Avant même la confrontation Hollande-Sakkozy du mercredi 2 mai sur TF1 et France 2, j’ai rédigé quelques lignes relues sans y changer une virgule. Il est « amusant » de savoir si ce que l’on pensait important a v a n t allait le rester a p r è s. Ce n’est pas intéressant de le reproduire ici.
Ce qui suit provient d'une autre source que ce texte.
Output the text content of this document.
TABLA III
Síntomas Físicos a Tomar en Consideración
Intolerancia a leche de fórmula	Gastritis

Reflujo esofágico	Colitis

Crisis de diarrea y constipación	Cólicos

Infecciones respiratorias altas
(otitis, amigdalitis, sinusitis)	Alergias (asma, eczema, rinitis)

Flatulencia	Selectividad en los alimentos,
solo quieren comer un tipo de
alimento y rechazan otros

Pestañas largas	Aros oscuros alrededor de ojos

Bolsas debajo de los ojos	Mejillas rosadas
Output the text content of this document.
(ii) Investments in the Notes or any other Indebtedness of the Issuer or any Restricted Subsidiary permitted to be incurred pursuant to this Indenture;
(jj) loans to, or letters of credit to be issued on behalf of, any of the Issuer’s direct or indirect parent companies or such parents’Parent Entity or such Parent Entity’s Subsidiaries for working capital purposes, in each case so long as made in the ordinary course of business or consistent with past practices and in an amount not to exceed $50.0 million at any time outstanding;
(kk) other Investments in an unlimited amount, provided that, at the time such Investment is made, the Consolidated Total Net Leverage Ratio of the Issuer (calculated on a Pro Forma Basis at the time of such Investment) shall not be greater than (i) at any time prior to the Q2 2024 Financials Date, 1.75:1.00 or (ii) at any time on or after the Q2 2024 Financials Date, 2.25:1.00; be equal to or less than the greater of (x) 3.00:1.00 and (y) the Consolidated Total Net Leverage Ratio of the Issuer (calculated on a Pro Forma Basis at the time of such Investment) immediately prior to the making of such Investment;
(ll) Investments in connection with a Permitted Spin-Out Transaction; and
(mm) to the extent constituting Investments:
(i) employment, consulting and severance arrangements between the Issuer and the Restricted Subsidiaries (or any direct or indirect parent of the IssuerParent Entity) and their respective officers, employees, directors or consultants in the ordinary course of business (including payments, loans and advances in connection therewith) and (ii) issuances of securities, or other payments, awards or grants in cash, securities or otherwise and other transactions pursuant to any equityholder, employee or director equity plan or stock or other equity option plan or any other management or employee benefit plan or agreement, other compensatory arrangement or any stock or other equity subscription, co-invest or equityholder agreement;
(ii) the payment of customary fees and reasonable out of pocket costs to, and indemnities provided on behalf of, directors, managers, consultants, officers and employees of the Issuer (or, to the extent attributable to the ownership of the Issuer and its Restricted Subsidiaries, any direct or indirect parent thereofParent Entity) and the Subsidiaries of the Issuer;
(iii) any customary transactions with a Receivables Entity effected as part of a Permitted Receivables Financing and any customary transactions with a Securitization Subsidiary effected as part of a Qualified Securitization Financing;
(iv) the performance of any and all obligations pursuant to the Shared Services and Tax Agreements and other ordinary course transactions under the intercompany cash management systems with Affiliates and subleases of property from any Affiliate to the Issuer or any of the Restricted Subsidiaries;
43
Voici toutefois un autre texte, écrit le vendredi 4 et paru le lundi 7 en version imprimée dans deux journaux sous « Rétines ».
Et le gagnant est…
Pour des raisons techniques, ces lignes étaient écrites le vendredi 4. La probabilité d’une surprise était faible, sondages en nombre et commentaires allant dans le même sens. Près d’un habitant de France sur trois aura suivi le grand débat, et un peu plus que un sur six de suisse romande. Nous étions parait-il encore deux cent mille à 23h30 après cent cinquante minutes durant lesquelles environ 137 « chiffres » furent avancés, 95 par S. et 42 par H. Ce fut un match de boxe sans KO plutôt qu’une vive partie d’un ping-pong plein de finesse. Aucune idée nouvelle : c’est sans surprise ! Hors antenne furent presque instantanément vérifiés certains faits chiffrés. Le journal de France 2, jeudi soir, a repris des exemples de contradictions liées à des sources différentes , selon le « fact checking » : des chiffres lancés sans mention des sources permettent de dire n’importe quoi !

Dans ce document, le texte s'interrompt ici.